When Lee Johnson enrolled at California’s SCI-Arc in the mid-1990s, one of his initial assignments was to first make ink, and then paper.
“I thought it was juvenile, but in hindsight it was one of the coolest things I ever did,” he says. “It was a very intimate thing – to learn things from the inside out.”
It was an experience that would pay off in spades during the Great Recession of 2008-09. Out of work when the firm that employed him shut down, he spent about a year looking for a new direction. “I woke up one day and decided to start a shorts company,” he says. “All my energy went into making my face look like I knew what talking about.”
He made his first pair of shorts just like he made that ink and paper in school – and never looked back.
His is no ordinary shorts company. It offers up a literary reference in its name, one Johnson purloined from Jack Kerouac’s “On the Road.” He named it for Bull Lee, the New Orleans-based alter ego of William S. Burroughs, author of “Junkie” and “Naked Lunch.”
Now he’s got an uber-prep line of clothing for men – shirts, shorts, and boardshorts that are made in Italy and North Carolina. His material of choice? Exquisite cotton – grown in the states, woven in Malaysia, and shipped back here or to Europe for tailoring.
The pieces hold up because he believes in integrity and craftsmanship and making things that last – from the inside out. “The intent is not to be trendy – it’s to make it good and stand the test of time,” he says.
And he’s got his customers’ backs, too. “The people who come to us, I feel like we’re on the same team,” he says. “And my little piece of the world is to make these shorts for the people on my team.”

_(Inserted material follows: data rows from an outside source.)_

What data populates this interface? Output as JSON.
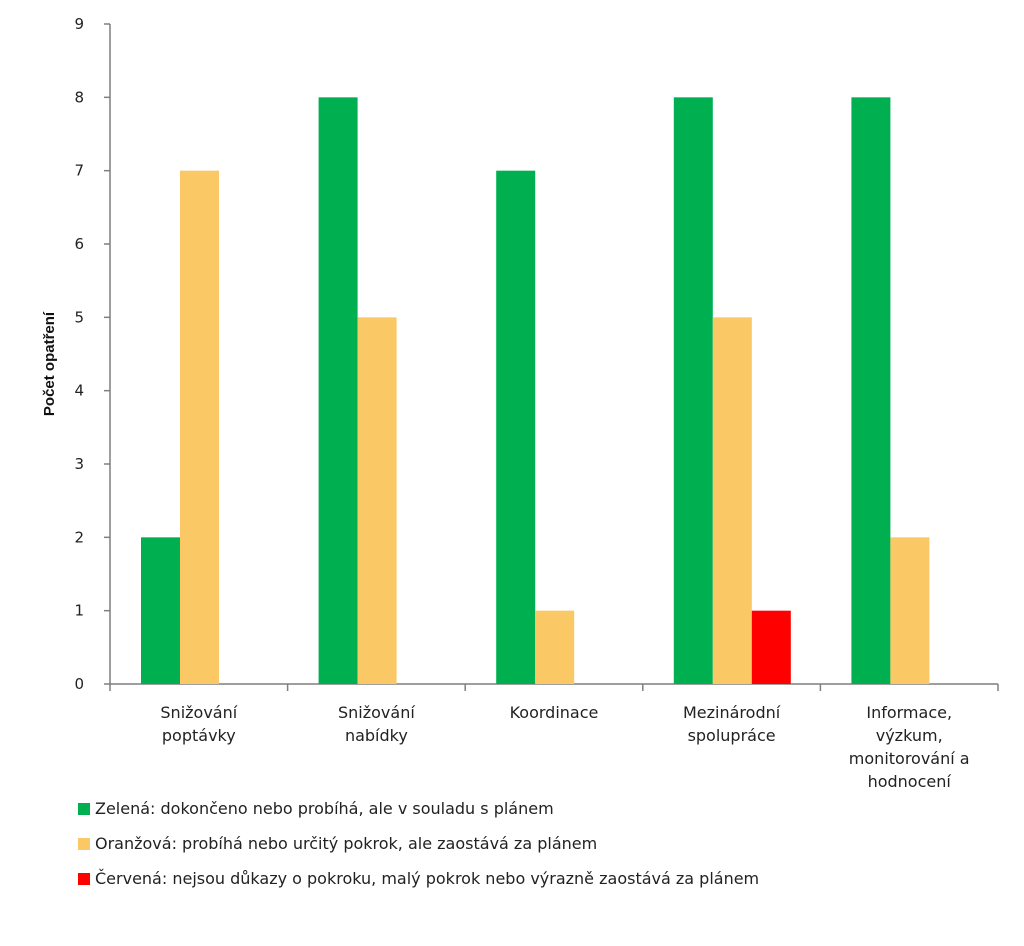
{
  "chart_data": {
    "type": "bar",
    "title": "",
    "xlabel": "",
    "ylabel": "Počet opatření",
    "ylim": [
      0,
      9
    ],
    "yticks": [
      0,
      1,
      2,
      3,
      4,
      5,
      6,
      7,
      8,
      9
    ],
    "grid": false,
    "legend_position": "bottom",
    "categories": [
      [
        "Snižování",
        "poptávky"
      ],
      [
        "Snižování",
        "nabídky"
      ],
      [
        "Koordinace"
      ],
      [
        "Mezinárodní",
        "spolupráce"
      ],
      [
        "Informace,",
        "výzkum,",
        "monitorování a",
        "hodnocení"
      ]
    ],
    "series": [
      {
        "name": "Zelená: dokončeno nebo probíhá, ale v souladu s plánem",
        "color": "#00b050",
        "values": [
          2,
          8,
          7,
          8,
          8
        ]
      },
      {
        "name": "Oranžová: probíhá nebo určitý pokrok, ale zaostává za plánem",
        "color": "#fac864",
        "values": [
          7,
          5,
          1,
          5,
          2
        ]
      },
      {
        "name": "Červená: nejsou důkazy o pokroku, malý pokrok nebo výrazně zaostává za plánem",
        "color": "#ff0000",
        "values": [
          0,
          0,
          0,
          1,
          0
        ]
      }
    ]
  }
}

That translates into a product that’s as durable as a new pair of blue jeans. “Your relationship with them is like a girlfriend – it gets good over time,” he says. “They’re a little bright at first but by summer two or summer three, they turn into butter – you’ll instinctively grab them off the top of the clothes pile all summer long.”
Like a girlfriend? Well, yes. His target market, after all, is young men in their 30s.